Many years have passed before the curtain rises on the idyllic landscape of this, the Third Act. The guardians of the Grail have fallen upon evil times. Amfortas, in his longing for the release of death, has ceased to uncover the sacred cup; and the Knights of the Grail, thus deprived of their miraculous nourishment, are sunk in dejection and withered with age. Titurel, no longer strengthened by the Grail, is dead -- really dead -- and Gurnemanz, now a white-haired, sorrowful old man, lives as a hermit in a forest hut.

There, one spring morning, hearing groans near by, he tears the bramble growth away, and discovers the body of Kundry, clad in a penitent’s coarse garb, cold and rigid, as if dead. He chafes her to life once more, and, moaning "Service! service!" she placidly resumes her work as a servant of the Grail. While Gurnemanz is contemplating this phenomenon, a knight in coal-black armour, with visor down, and bearing the sacred spear, approaches. It is Parsifal, a grown man now, weary and worn with the strife of thr world.

Gurnemanz, amazed, recognises him. Parsifal relates how he has wandered and wandered vainly in search of Monsalvat; how he has ever carried the spear in his hand, though forbidden to use it, and so has suffered countless defeats and distresses. Now he has but one desire -- to get back to Monsalvat and free Amfortas from his afflictions. Gurnemanz sympathises with his wish, but before conducting him to Monsalvat, he and Kundry remove his armour (for it is Good Friday, when no Christian knight must bear arms) and bathe his feet in the brook. Kundry then takes a phial of ointment from her bosom, and, Magdalen-like, pours its contents on his feet, which she afterwards wipes with her hair. Gurnremanz anoints Parsifal’s head and blesses him, and then he, in his turn, sprinkles with water and baptizes her in the name of the Redeemer.

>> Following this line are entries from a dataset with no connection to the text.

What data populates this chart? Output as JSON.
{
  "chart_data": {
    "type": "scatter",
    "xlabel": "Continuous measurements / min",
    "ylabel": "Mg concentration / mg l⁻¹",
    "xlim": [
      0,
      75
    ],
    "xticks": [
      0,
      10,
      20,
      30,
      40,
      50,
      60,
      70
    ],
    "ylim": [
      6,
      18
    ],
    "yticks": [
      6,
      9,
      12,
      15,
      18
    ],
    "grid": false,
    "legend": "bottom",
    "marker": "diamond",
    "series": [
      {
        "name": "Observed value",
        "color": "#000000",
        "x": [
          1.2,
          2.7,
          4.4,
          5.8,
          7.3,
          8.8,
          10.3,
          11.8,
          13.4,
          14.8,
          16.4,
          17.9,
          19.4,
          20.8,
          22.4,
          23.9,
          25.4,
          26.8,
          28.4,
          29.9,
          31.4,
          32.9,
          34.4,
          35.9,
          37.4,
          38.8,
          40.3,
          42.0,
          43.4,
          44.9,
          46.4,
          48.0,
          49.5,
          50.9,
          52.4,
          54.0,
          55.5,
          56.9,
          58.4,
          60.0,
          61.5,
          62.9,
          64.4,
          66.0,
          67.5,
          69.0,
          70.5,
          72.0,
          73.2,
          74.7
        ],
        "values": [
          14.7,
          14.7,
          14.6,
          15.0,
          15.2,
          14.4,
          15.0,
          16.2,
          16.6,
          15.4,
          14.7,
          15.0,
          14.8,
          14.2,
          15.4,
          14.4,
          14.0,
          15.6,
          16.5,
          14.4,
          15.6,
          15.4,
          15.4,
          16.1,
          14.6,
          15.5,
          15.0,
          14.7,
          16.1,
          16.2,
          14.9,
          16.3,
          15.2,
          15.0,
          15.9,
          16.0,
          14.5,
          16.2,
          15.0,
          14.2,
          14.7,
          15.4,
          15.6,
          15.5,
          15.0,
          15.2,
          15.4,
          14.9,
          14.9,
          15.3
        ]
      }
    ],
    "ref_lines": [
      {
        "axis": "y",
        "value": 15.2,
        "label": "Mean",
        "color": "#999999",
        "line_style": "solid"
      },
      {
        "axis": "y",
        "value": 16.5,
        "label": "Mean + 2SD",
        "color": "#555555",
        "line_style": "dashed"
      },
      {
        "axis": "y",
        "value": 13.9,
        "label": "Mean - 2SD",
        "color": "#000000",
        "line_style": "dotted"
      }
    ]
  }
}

At last Kundry is redeemed by love from her eternal curse. She sheds exquisite tears of joy at her deliverance. The three then set out for Monsalvat, where the knights have assembled for Titurel’s funeral. Amfortas on his litter, the Grail in its shrine, and Titurel in his coffin are carried in. A last appeal is made to Amfortas (more weary and despairing than ever) to resume his office and uncover the sacred chalice. Amfortas expostulates, his agony at its apex. He springs to his feet, and tearing open his dress, shrieks:

Behold me! The open wound behold!
Here is my poison -- my streaming blood.
Take up your weapons! Bury your sword-blades
Deep-- deep in me to the hilts!
Ye heroes, up!
Kill both the sinner and his pain:
The Grail’s delights will ye then regain.

The knights stand by, transfixed with awe. Parsifal enters, accompanied by Gurnemanz and Kundry. Pointing to his spear, Parsifal solemnly observes that only that can stay the flow of the rent in the king’s side. With a touch of the weapon he heals the wound. Then, taking his place, he un veils the Holy Grail, and bends before it in silent adoration.

A sacred glow illumines the mystic vessel; and while Parsifal swings it gently from side to side, in token of benediction to the pardoned Amfortas and the ransomed Kundry, a white dove, emblem of the Divine Spirit, descends from the dome and hovers sover his anointed head. And so, with voices from the middle and extreme heights, singing softly,

Wondrous work of mercy!
Salvation to the Saviour!

this noble and impressive mystery-music-drama ends.